Crohn’s Disease Prognosis
The mortality rate for sufferers of Crohn’s disease is relatively low, and as many with the disease will tell you, it is quite possible to live a long time with the condition.
What is of greater concern to many Crohn’s patients is quality of life, or the lifestyle a Crohn’s patient leads and what they will and won’t be able to do when they have it.
I can tell you from an experiential perspective that the thing I have to think about most often, no matter what I do, is being away from a bathroom - just how far away I’ll be and for how long.
I work a full-time, 40-hour-a-week job, and I thank God for every single day I’m able to wake up at the crack of dawn and go to work.
Sometimes I need to use the bathroom at the office once, twice, or even a few times; some days I don’t need to at all. My office is a modern building with modern facilities, so even if I do need to take a trip while I’m there I don’t worry.
Now, if my friends invite me to go on a camping trip, on the other hand, I have to think. If it’s a pretty tame campground with bathrooms on the premises, I may or may not go depending on how long the trip is. When they talk about hiking up a mountain and camping on a cliff, though, I politely refuse if I don’t feel comfortable with a backwoods excursion of such magnitude.

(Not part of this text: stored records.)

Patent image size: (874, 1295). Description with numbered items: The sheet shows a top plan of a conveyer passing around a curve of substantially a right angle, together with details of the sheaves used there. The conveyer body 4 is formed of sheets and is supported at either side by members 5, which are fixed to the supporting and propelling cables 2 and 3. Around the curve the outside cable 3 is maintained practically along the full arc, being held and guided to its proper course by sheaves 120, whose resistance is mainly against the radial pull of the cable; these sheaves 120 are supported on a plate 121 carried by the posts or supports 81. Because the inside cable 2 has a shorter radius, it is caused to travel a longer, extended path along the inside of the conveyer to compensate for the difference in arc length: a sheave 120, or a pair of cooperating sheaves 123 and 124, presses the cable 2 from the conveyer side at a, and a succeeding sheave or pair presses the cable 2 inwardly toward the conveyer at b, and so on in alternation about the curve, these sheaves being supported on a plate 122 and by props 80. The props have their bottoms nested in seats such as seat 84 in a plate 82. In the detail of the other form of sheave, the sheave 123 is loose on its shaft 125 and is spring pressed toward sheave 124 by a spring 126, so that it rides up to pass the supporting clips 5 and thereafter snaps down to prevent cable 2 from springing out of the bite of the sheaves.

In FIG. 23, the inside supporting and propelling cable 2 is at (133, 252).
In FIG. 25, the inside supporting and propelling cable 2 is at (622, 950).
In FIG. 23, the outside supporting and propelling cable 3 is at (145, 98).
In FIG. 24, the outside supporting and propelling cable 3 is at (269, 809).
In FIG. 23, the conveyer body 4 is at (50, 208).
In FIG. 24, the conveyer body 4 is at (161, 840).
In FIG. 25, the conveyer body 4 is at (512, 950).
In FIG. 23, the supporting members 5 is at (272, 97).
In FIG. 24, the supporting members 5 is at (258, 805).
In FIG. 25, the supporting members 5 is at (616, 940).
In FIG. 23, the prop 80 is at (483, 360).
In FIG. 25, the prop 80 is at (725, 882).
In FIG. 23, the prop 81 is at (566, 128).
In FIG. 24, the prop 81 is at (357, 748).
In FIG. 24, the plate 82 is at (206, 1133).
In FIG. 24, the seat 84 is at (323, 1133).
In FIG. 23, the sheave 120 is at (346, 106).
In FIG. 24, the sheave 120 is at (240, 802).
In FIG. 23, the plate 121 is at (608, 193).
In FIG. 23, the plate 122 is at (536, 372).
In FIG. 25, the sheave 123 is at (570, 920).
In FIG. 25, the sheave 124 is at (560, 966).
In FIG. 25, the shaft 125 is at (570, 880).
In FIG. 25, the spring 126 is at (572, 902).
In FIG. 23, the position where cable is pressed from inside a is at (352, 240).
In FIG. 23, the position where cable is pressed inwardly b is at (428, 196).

Sure, there will be some things you can’t do because you are living with Crohns disease. Big deal! Getting to know your body and how it responds to different conditions and situations is the best thing you can do for yourself; you’ll have a better idea of what you can handle and the quality of life you’ll experience.
Comments
Comment from crohner
Time: October 16, 2009, 2:35 pm
Hi Sandee! I’m 26, and for the past two years or so I’ve been taking Humira every two weeks. It’s in the biologic therapy class of drugs and is administered as an injection. I get the medicine delivered by mail order once a month from the pharmaceutical company associated with my medical insurance. It comes in a box lined with styrofoam and ice packs, and the package contains two syringes. You can get it administered by your doctor or do it yourself, and I do the latter. I alternate between injecting into my left and right thighs each time. It’s a little weird giving yourself an injection, but you get used to it over time and it beats taking pills every day. However, I have also heard good things about Low-dose naltrexone (LDN) and that is what I want to try next. My doctor refuses to give it to me because of the supposed ‘lack’ of studies done, but if you have the opportunity I’d suggest giving that a try for your daughter as well. God bless!
Comment from Helga
Time: January 5, 2010, 12:09 pm
If everybody with the sickness would be as positive as you - it would help them a lot. Greetings from Germany, Helga
Comment from Sandee
Time: October 12, 2009, 9:53 pm
I don’t see on your website what medications you take. Would you care to tell me. It is for my 24 yr. old daughter who has been diagnosed with Crohn’s and is having a horrible time with pain, diarrhea, and vomiting.